What the Latest COVID Guidance Means for Back to School
WASHINGTON — A hit in the early 1970s featured children in its final refrain singing, “no more pencils, no more books, no more teacher’s dirty looks.”
If the song were updated this year, Alice Cooper might be tempted to have them throw in “no more remote learning” to boot.
That’s because, as of this week, the Centers for Disease Control and Prevention is advising that students can stay in their classrooms this fall even if they are known to have been exposed to COVID-19.
While the nation’s largest health agency continues to recommend that people quarantine after they have a COVID-19 exposure in high-risk congregate settings, like nursing homes and jails, schools don’t fit that high-risk category, CDC officials said during a recent conference call with reporters.
Now, the CDC is recommending that students, teachers and school staff who remain asymptomatic wear a “high-quality” mask for 10 days and get tested on day five.
As a result of the new guidelines, the agency is dropping its previous recommendation that said students exposed to COVID-19 should be tested regularly to keep attending school.
The move away from strict quarantines is a sign the agency now sees COVID-19 as something that’s here to stay and that minimizing the disruptions it has caused in the past is preferable to learning and mental health issues that were a byproduct of remote schooling and student isolation.
It’s also an acknowledgement that many school districts across the country have already scaled back their COVID-related precautions.
“This latest guidance from the CDC should give our students, parents, and educators the confidence they need to head back to school this year with a sense of joy and optimism,” said Education Secretary Miguel Cardona in a written statement after the new guidelines were announced.
“While COVID continues to evolve, so has our understanding of the science and what it takes to return to school safely,” he said. “Thanks to vaccines, boosters, new treatments, and commonsense safety precautions — as well as funding from the American Rescue Plan — our schools have more resources than ever before to provide the healthy learning environments our students need to grow and thrive academically, socially, and emotionally.”
Another important education-related change is the end of the recommendation that schools do routine daily testing, although that practice can be reinstated in certain situations during a surge in infections, officials said.
Masks continue to be recommended only in areas where community transmission is deemed high, or if a person is considered at high risk of severe illness.

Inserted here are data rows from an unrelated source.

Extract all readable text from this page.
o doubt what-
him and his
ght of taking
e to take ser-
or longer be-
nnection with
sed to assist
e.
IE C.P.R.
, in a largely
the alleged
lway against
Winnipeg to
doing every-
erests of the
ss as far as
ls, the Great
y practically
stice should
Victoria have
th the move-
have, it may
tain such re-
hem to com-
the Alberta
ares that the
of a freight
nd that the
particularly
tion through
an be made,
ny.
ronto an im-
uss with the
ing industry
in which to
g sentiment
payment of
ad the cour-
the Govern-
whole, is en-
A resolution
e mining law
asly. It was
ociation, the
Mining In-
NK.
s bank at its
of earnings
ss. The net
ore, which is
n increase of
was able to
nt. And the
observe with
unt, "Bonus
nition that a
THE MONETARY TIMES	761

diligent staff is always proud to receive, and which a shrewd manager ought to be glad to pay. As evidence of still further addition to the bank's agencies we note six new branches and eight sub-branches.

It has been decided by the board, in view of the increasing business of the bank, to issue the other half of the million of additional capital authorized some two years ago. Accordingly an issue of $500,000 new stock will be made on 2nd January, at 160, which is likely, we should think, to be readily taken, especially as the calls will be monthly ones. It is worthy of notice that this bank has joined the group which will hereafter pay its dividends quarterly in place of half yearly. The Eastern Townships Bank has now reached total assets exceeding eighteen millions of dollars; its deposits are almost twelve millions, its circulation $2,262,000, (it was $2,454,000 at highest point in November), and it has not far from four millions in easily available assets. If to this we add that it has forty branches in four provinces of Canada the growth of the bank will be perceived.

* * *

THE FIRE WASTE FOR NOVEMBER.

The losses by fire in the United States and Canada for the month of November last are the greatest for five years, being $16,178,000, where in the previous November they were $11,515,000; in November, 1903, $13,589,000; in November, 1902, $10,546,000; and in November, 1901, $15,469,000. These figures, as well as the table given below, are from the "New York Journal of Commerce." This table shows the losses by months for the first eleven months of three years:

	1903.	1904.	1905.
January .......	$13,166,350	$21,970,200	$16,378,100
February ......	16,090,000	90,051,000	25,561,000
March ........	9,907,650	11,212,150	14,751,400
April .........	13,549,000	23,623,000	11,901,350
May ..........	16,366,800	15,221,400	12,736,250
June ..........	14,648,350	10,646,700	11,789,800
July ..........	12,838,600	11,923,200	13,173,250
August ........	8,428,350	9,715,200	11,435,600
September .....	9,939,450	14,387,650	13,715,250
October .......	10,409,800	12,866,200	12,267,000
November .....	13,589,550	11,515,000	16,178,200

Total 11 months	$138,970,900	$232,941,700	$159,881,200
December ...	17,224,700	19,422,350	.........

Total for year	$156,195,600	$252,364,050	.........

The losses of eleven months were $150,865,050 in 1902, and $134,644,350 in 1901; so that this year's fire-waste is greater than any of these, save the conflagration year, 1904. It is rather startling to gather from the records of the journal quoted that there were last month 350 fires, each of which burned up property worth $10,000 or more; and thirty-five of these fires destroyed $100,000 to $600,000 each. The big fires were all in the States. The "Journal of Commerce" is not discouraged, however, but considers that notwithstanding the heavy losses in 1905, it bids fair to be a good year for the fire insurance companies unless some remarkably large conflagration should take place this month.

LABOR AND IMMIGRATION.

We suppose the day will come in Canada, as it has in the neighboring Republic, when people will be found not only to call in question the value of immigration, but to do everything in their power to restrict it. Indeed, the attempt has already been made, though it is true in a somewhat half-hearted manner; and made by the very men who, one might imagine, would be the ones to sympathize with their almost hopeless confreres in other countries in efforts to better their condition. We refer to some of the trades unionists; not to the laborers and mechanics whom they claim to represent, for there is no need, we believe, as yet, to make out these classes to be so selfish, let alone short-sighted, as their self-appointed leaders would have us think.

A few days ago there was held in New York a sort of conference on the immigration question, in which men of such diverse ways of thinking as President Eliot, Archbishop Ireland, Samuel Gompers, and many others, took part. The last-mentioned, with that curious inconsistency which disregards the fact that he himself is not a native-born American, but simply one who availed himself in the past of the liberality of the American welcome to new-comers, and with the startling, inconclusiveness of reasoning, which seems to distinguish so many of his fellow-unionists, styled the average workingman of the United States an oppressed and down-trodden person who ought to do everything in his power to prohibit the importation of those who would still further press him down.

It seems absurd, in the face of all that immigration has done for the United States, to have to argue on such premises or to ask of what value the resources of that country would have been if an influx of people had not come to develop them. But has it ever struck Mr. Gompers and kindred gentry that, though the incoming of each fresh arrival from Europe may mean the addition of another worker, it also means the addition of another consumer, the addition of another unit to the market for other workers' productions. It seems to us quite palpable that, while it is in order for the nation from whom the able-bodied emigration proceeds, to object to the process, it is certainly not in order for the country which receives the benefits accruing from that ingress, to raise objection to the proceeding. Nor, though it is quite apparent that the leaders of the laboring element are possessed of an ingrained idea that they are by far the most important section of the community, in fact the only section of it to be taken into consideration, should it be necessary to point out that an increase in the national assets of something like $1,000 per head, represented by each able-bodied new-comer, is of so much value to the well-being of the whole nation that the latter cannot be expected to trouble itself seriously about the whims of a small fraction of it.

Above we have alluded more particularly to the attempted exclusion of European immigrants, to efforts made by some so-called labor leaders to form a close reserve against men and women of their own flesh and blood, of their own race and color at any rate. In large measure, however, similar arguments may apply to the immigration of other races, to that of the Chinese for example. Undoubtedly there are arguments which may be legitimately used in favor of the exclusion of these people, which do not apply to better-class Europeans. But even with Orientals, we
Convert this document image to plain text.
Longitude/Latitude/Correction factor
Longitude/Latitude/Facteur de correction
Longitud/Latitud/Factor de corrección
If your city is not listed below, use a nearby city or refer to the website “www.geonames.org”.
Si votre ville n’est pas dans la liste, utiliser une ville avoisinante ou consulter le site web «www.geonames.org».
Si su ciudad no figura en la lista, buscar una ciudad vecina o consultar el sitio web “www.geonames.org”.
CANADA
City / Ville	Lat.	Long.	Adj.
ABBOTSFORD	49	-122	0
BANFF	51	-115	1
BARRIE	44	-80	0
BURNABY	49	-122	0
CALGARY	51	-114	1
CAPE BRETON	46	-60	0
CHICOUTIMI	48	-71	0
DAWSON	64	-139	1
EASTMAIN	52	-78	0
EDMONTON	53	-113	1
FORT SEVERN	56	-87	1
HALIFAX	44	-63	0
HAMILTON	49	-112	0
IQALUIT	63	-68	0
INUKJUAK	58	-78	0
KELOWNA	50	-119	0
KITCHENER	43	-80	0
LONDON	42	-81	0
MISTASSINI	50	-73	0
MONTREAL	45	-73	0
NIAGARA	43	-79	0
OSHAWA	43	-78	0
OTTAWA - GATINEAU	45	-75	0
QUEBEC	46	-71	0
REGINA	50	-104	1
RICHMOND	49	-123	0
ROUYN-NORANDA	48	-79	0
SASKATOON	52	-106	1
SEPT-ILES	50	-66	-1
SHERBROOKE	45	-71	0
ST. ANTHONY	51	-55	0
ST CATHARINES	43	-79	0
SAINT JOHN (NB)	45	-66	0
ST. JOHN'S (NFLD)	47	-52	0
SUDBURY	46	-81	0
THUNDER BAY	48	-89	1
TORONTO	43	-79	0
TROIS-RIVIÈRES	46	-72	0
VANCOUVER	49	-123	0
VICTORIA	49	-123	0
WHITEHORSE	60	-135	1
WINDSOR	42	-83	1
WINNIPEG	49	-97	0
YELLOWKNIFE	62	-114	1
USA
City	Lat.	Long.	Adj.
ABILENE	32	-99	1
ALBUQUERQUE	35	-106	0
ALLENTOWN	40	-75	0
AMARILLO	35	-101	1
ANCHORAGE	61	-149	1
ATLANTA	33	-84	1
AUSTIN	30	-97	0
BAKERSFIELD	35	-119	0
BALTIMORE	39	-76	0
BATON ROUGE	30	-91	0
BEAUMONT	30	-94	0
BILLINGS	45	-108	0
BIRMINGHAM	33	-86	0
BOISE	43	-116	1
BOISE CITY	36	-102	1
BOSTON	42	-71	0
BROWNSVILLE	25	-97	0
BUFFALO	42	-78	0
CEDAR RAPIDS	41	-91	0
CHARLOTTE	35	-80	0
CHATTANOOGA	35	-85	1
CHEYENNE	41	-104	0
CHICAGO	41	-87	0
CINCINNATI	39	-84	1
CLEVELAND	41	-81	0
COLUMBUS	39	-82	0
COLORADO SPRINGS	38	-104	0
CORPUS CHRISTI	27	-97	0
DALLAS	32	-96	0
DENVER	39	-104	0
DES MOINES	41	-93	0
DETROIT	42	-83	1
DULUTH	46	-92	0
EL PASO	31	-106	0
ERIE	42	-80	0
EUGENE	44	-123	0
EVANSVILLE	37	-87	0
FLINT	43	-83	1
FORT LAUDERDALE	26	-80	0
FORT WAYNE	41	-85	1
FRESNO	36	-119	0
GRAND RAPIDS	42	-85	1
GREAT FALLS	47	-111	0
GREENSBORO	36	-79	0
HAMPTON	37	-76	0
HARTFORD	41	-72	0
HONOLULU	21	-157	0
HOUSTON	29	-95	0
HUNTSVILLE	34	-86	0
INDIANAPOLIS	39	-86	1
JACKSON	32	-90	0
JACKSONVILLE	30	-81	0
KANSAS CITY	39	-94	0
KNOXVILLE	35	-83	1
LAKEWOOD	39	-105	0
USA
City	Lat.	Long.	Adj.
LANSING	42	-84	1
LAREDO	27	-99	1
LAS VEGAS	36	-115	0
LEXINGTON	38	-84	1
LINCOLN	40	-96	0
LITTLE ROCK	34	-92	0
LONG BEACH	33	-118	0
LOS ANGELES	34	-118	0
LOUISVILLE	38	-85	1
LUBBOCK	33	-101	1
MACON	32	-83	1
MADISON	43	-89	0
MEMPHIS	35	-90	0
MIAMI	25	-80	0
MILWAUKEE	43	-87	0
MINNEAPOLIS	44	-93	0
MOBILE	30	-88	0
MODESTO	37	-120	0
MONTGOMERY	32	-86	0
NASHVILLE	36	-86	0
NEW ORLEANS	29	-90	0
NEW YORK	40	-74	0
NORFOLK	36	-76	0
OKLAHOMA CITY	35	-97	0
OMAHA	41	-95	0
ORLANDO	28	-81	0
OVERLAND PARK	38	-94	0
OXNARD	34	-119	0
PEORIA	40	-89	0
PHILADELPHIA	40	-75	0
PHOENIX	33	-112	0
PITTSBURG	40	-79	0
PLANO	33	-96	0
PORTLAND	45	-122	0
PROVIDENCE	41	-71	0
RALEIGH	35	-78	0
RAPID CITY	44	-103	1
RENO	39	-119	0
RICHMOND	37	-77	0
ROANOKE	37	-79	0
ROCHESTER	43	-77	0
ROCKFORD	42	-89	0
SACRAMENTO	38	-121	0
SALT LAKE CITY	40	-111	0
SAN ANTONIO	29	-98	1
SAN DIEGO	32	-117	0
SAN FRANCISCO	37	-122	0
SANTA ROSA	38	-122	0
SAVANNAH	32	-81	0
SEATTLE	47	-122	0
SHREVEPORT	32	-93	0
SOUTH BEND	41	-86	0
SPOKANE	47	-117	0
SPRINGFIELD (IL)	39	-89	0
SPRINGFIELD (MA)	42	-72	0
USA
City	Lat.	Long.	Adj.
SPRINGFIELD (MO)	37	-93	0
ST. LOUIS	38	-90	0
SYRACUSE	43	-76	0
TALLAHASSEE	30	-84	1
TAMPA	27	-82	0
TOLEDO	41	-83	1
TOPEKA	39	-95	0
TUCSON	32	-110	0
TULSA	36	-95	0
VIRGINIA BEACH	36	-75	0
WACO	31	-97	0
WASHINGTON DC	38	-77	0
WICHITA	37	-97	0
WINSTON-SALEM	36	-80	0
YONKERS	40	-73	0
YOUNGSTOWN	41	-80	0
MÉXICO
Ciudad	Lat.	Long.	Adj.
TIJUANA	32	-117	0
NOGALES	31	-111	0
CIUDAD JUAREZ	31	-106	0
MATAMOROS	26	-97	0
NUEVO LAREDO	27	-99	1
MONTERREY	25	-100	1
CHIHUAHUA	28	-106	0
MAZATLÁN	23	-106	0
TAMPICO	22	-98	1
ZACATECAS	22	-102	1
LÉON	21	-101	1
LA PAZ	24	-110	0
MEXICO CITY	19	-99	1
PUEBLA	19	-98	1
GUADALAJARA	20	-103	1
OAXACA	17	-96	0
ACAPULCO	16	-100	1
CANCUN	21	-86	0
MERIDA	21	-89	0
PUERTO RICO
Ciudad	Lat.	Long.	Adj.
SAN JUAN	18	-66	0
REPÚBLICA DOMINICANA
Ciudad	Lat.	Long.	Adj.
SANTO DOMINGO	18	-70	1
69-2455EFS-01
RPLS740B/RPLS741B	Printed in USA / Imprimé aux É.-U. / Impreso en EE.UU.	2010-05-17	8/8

As much as some things might change, others remain the same. As in life, so it goes for the CDC guidance for people who do test positive for COVID-19.
The health agency continues to recommend they isolate for at least five days, as people are most contagious during those first five days.
If their symptoms are improving or if they are entirely asymptomatic after five days, they can come out of isolation, though masking remains recommended through day 10.
People who have more severe COVID-19 symptoms, such as trouble breathing and a high fever, should consult a doctor and isolate through day 10, the recommendations say.
“The current conditions of this pandemic are very different from those of the last two years,” said Dr. Greta Massetti, the author of the new guidelines, during the call with reporters on Thursday.
“High levels of population immunity due to vaccination and previous infection and the many available tools to protect the general population and protect people at higher risk allow us to focus on protecting people from serious illness from COVID,” she said.
According to the CDC, about 95% of the U.S. population has some level of immunity against COVID-19 either because they’ve been vaccinated or they already had the virus.
The average numbers of reported COVID-19 cases and deaths have been relatively flat this summer, at around 100,000 cases a day and 300-400 deaths, the agency said.
The American Federation of Teachers, one of the nation’s largest teachers unions, said it welcomes the guidance.
“Every educator and every parent starts every school year with great hope, and this year even more so,” President Randi Weingarten said. “After two years of uncertainty and disruption, we need as normal a year as possible so we can focus like a laser on what kids need.
“COVID-19 and other viruses are still with us, but with multiple prevention and treatment options available, now is not the time for new mandates. Instead, let’s ensure these tools are available and accessible: vaccines, testing and masks (and no stigma for those who mask),” Weingarten continued.
“We will continue to press for what children and educators need to recover and thrive, including enhanced ventilation; lower class size; emotional and social supports such as guidance counselors, paraprofessionals and nurses; and, of course, recruiting and retaining great teachers,” she said.